Зачем я тогда только поддался ей, в той палатке! Сказал бы сразу, что не могу!
— Я еще зайду, когда будет время, — пообещал кайтерит и повернулся к двери.
Он ушел, а я остался лежать на заляпанном мочой, кровью и дерьмом полу, жалкий, точно полураздавленный червяк. Они загнали меня в угол, Равуда и Геррат, мне некуда бежать, я полностью в их руках, мне не выбраться из этой камеры, и тут я, скорее всего, и погибну.
Или меня выведут наружу, поставят перед строем, чтобы расстрелять у всех на виду?
Равуда ушел, и примерно через час у меня начался жар — не ясно отчего, вроде досталось мне не сильно, но меня залихорадило, пришла головная боль, по всему телу выступил пот. Я постучал в дверь, чтобы попросить воды, но часовой даже не подошел — наверняка ему запретили со мной разговаривать.
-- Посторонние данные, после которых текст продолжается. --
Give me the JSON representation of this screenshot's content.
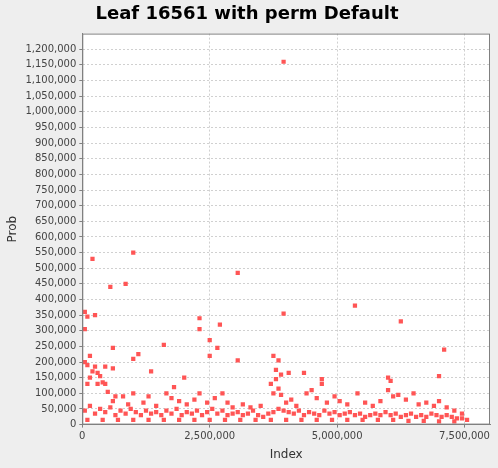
{
  "chart_data": {
    "type": "scatter",
    "title": "Leaf 16561 with perm Default",
    "x_label": "Index",
    "y_label": "Prob",
    "color": "#ff5555",
    "marker": "square",
    "grid": true,
    "xlim": [
      0,
      8000000
    ],
    "xticks": [
      0,
      {
        "value": 2500000,
        "label": "2,500,000"
      },
      {
        "value": 5000000,
        "label": "5,000,000"
      },
      {
        "value": 7500000,
        "label": "7,500,000"
      }
    ],
    "ylim": [
      0,
      1250000
    ],
    "yticks": [
      0,
      {
        "value": 50000,
        "label": "50,000"
      },
      {
        "value": 100000,
        "label": "100,000"
      },
      {
        "value": 150000,
        "label": "150,000"
      },
      {
        "value": 200000,
        "label": "200,000"
      },
      {
        "value": 250000,
        "label": "250,000"
      },
      {
        "value": 300000,
        "label": "300,000"
      },
      {
        "value": 350000,
        "label": "350,000"
      },
      {
        "value": 400000,
        "label": "400,000"
      },
      {
        "value": 450000,
        "label": "450,000"
      },
      {
        "value": 500000,
        "label": "500,000"
      },
      {
        "value": 550000,
        "label": "550,000"
      },
      {
        "value": 600000,
        "label": "600,000"
      },
      {
        "value": 650000,
        "label": "650,000"
      },
      {
        "value": 700000,
        "label": "700,000"
      },
      {
        "value": 750000,
        "label": "750,000"
      },
      {
        "value": 800000,
        "label": "800,000"
      },
      {
        "value": 850000,
        "label": "850,000"
      },
      {
        "value": 900000,
        "label": "900,000"
      },
      {
        "value": 950000,
        "label": "950,000"
      },
      {
        "value": 1000000,
        "label": "1,000,000"
      },
      {
        "value": 1050000,
        "label": "1,050,000"
      },
      {
        "value": 1100000,
        "label": "1,100,000"
      },
      {
        "value": 1150000,
        "label": "1,150,000"
      },
      {
        "value": 1200000,
        "label": "1,200,000"
      }
    ],
    "x": [
      3950000,
      1000000,
      200000,
      3050000,
      850000,
      550000,
      5350000,
      50000,
      100000,
      250000,
      50000,
      3950000,
      2300000,
      2300000,
      2700000,
      6250000,
      2500000,
      2650000,
      2500000,
      1600000,
      7100000,
      600000,
      1100000,
      1000000,
      3050000,
      3750000,
      3850000,
      3800000,
      3900000,
      4050000,
      4350000,
      1350000,
      600000,
      450000,
      6000000,
      6050000,
      7000000,
      2000000,
      1800000,
      4700000,
      4700000,
      4500000,
      100000,
      150000,
      200000,
      300000,
      350000,
      400000,
      50000,
      100000,
      150000,
      250000,
      300000,
      450000,
      500000,
      600000,
      650000,
      800000,
      900000,
      1000000,
      1200000,
      1300000,
      1450000,
      1650000,
      1750000,
      1900000,
      2050000,
      2200000,
      2300000,
      2450000,
      2600000,
      2750000,
      2850000,
      2950000,
      3150000,
      3300000,
      3500000,
      3700000,
      3750000,
      3800000,
      3850000,
      3900000,
      4000000,
      4100000,
      4200000,
      4400000,
      4600000,
      4800000,
      4950000,
      5050000,
      5200000,
      5400000,
      5550000,
      5700000,
      5850000,
      6000000,
      6100000,
      6200000,
      6350000,
      6500000,
      6600000,
      6750000,
      6900000,
      7000000,
      7150000,
      7300000,
      7450000,
      50000,
      150000,
      250000,
      350000,
      450000,
      550000,
      650000,
      750000,
      850000,
      950000,
      1050000,
      1150000,
      1250000,
      1350000,
      1450000,
      1550000,
      1650000,
      1750000,
      1850000,
      1950000,
      2050000,
      2150000,
      2250000,
      2350000,
      2450000,
      2550000,
      2650000,
      2750000,
      2850000,
      2950000,
      3050000,
      3150000,
      3250000,
      3350000,
      3450000,
      3550000,
      3650000,
      3750000,
      3850000,
      3950000,
      4050000,
      4150000,
      4250000,
      4350000,
      4450000,
      4550000,
      4650000,
      4750000,
      4850000,
      4950000,
      5050000,
      5150000,
      5250000,
      5350000,
      5450000,
      5550000,
      5650000,
      5750000,
      5850000,
      5950000,
      6050000,
      6150000,
      6250000,
      6350000,
      6450000,
      6550000,
      6650000,
      6750000,
      6850000,
      6950000,
      7050000,
      7150000,
      7250000,
      7350000,
      7450000,
      7550000,
      100000,
      400000,
      700000,
      1000000,
      1300000,
      1600000,
      1900000,
      2200000,
      2500000,
      2800000,
      3100000,
      3400000,
      3700000,
      4000000,
      4300000,
      4600000,
      4900000,
      5200000,
      5500000,
      5800000,
      6100000,
      6400000,
      6700000,
      7000000,
      7300000
    ],
    "values": [
      1160000,
      550000,
      530000,
      485000,
      450000,
      440000,
      380000,
      360000,
      345000,
      350000,
      305000,
      355000,
      340000,
      305000,
      320000,
      330000,
      270000,
      245000,
      220000,
      255000,
      240000,
      245000,
      225000,
      210000,
      205000,
      220000,
      205000,
      175000,
      160000,
      165000,
      165000,
      170000,
      180000,
      185000,
      150000,
      140000,
      155000,
      150000,
      120000,
      145000,
      130000,
      110000,
      130000,
      150000,
      170000,
      130000,
      155000,
      135000,
      200000,
      190000,
      220000,
      185000,
      165000,
      130000,
      105000,
      75000,
      90000,
      90000,
      65000,
      100000,
      70000,
      90000,
      60000,
      100000,
      85000,
      75000,
      65000,
      80000,
      100000,
      70000,
      85000,
      100000,
      70000,
      55000,
      65000,
      55000,
      60000,
      130000,
      100000,
      145000,
      115000,
      95000,
      70000,
      80000,
      60000,
      100000,
      85000,
      70000,
      90000,
      75000,
      65000,
      100000,
      70000,
      60000,
      75000,
      110000,
      90000,
      95000,
      80000,
      100000,
      65000,
      70000,
      60000,
      75000,
      55000,
      45000,
      35000,
      45000,
      60000,
      35000,
      50000,
      40000,
      55000,
      30000,
      45000,
      35000,
      50000,
      40000,
      30000,
      45000,
      35000,
      40000,
      30000,
      45000,
      35000,
      50000,
      30000,
      40000,
      35000,
      45000,
      30000,
      40000,
      50000,
      35000,
      45000,
      30000,
      35000,
      40000,
      30000,
      35000,
      45000,
      30000,
      25000,
      35000,
      40000,
      50000,
      45000,
      40000,
      35000,
      45000,
      30000,
      40000,
      35000,
      30000,
      45000,
      35000,
      40000,
      30000,
      35000,
      40000,
      30000,
      35000,
      25000,
      30000,
      35000,
      30000,
      40000,
      30000,
      35000,
      25000,
      30000,
      35000,
      25000,
      30000,
      25000,
      35000,
      30000,
      25000,
      30000,
      25000,
      20000,
      20000,
      15000,
      15000,
      15000,
      15000,
      15000,
      15000,
      15000,
      15000,
      15000,
      15000,
      15000,
      15000,
      15000,
      15000,
      15000,
      15000,
      15000,
      15000,
      15000,
      15000,
      15000,
      15000,
      12000,
      12000,
      10000,
      10000
    ]
  }
}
И тогда я решил позвонить Юле… если и отдать концы, то только после разговора с женой.
— Ты меня разбудил, — сказала она сонным голосом. — Сама не заметила, как задремала. Эх, ты…
— Извини. А разве у вас ночь?
— Нет… утро уже, но я со вчера не спала. Сашке совсем плохо, еле-еле откачали.
Боже, нет, только не это! Пусть мне станет еще хуже, только бы дочь выздоровела!
— Чтоб я сдох… — пробормотал я и осекся: очень может быть, что это «пожелание» исполнится куда быстрее, чем хотелось бы.
— И ты? — спросила Юля, и меня от этого тоскливого, обреченного вопроса едва не вывернуло наизнанку.
Она что, смирилась с худшим? Нет, нет, нет!
— Все будет нормально, — сказал я, морщась от головной боли, не вызванной переводчиком, а обычной, такой, которая бывает при высокой температуре. — Вот увидишь. Сашку прооперируют и поставят на ноги! Я вернусь! Мы будем вместе и будем счастливы!
— Думаешь? — Юля даже не спорила, и это было хуже всего, она звучала так, словно жизни в ней совсем не осталось.
— Уверен!
— А что у тебя с голосом?
Услышала, что горло у меня пересохло, и что звучу я совсем не так, как обычно. Придется снова врать, пачкать себя ложью…
— Приболел чуть-чуть, — ответил я. — Ничего страшного.
И я поспешно увел разговор в сторону, начал спрашивать про маму, про то, что происходит с Сашкой — не хватало еще, чтобы жена сейчас беспокоилась еще из-за меня. Потом мы распрощались, но пузырь тишины вокруг меня не рассеялся, как обычно, а на переносице проклюнулась новая «почка».
— Что за черт? — пробормотал я.
И совершенно неожиданно мне ответил Макс.
— Э… Егор? — спросил он. — Я только нацепил шлем, а тут ты! Ты где, ха-ха?